Ventricular arrhythmias with an intramural origin remain a major clinical challenge with limited options for mapping and effective ablation. The last few years have witnessed significant advances in mapping techniques and expanded our understanding of the intramural substrates associated with VAs. Conventional RFA strategies are greatly limited in these cases, mostly due to limited access to the intramural space. Alternative RFA approaches have been proposed and implemented with variable success.

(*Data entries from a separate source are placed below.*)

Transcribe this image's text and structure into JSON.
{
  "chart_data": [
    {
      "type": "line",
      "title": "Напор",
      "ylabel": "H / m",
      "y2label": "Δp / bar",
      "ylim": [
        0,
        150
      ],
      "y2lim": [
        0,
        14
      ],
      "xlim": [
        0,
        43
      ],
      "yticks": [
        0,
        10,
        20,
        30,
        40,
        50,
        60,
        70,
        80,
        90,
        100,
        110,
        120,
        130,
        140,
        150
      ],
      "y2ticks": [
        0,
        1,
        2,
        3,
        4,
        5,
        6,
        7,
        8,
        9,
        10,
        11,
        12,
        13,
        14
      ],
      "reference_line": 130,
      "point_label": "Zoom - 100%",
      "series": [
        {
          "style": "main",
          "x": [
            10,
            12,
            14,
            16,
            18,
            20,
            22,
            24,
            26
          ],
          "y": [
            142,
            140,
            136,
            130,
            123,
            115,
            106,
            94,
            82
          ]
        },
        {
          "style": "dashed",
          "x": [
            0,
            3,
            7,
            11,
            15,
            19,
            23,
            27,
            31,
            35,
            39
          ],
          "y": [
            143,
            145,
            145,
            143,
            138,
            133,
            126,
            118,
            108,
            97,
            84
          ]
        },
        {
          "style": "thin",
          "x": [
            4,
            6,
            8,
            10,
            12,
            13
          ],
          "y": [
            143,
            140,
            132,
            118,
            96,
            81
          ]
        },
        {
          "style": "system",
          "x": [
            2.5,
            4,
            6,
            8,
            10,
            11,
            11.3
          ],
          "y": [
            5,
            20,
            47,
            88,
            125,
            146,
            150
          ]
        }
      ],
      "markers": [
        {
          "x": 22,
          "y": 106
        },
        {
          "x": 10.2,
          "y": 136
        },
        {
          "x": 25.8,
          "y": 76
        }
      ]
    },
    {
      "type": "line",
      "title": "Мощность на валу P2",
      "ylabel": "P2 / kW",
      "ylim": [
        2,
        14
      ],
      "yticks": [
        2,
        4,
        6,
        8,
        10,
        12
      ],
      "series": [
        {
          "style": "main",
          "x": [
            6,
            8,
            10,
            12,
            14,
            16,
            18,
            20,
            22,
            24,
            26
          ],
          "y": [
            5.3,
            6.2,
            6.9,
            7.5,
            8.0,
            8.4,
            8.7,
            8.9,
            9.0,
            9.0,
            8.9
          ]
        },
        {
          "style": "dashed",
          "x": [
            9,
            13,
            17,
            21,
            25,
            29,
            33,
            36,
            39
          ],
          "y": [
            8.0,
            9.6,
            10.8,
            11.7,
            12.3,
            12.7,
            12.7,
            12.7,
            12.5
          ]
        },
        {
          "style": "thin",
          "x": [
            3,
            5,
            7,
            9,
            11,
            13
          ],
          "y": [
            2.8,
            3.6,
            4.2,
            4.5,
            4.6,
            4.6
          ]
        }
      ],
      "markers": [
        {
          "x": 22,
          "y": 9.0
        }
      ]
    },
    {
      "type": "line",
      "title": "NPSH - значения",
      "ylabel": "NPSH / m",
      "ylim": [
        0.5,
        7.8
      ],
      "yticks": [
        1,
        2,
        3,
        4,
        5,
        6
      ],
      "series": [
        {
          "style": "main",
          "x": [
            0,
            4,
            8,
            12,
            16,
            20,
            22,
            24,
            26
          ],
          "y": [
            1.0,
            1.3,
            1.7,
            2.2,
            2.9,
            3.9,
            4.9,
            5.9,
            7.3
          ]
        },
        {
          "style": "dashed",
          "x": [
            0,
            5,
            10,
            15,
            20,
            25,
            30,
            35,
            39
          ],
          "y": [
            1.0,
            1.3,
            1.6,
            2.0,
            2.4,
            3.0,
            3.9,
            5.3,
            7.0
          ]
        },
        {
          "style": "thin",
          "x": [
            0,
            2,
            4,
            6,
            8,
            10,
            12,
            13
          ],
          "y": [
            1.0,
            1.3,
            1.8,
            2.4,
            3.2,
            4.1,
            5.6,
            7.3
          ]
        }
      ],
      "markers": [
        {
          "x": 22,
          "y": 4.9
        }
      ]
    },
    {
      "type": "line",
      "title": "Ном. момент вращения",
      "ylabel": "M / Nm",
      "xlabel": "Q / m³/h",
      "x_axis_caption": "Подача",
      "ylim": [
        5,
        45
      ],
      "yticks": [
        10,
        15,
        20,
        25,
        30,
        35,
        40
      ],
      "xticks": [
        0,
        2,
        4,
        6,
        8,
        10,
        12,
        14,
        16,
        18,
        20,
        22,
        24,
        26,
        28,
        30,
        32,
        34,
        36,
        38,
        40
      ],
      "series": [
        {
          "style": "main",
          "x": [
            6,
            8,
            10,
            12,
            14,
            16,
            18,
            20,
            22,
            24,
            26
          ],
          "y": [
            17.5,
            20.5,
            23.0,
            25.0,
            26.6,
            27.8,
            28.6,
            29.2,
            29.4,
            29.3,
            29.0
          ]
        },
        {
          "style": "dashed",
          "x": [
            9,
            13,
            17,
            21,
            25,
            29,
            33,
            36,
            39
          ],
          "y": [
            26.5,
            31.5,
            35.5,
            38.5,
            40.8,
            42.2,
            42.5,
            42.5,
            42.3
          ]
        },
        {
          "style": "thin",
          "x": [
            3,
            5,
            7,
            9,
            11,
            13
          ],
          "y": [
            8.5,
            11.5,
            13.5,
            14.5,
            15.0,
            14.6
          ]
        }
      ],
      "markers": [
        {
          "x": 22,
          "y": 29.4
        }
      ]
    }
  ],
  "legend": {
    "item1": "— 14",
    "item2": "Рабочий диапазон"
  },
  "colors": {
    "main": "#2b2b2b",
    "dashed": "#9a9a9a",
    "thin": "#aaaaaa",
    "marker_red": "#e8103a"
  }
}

While these techniques and approaches require further investigation, preliminary results from clinical studies are encouraging.

KEY POINTS

  • Intramural substrate is being increasingly recognized as a source of ventricular arrhythmias and presents a clinical challenge to effective catheter ablation.
  • Preprocedural imaging can aid identification of intramural substrate and facilitate procedural planning.
  • Modifications to energy delivery such as simultaneous unipolar ablation, bipolar ablation, and using low ionic irrigants can help improve lesion delivery and durability of ablation when targeting intramural substrate.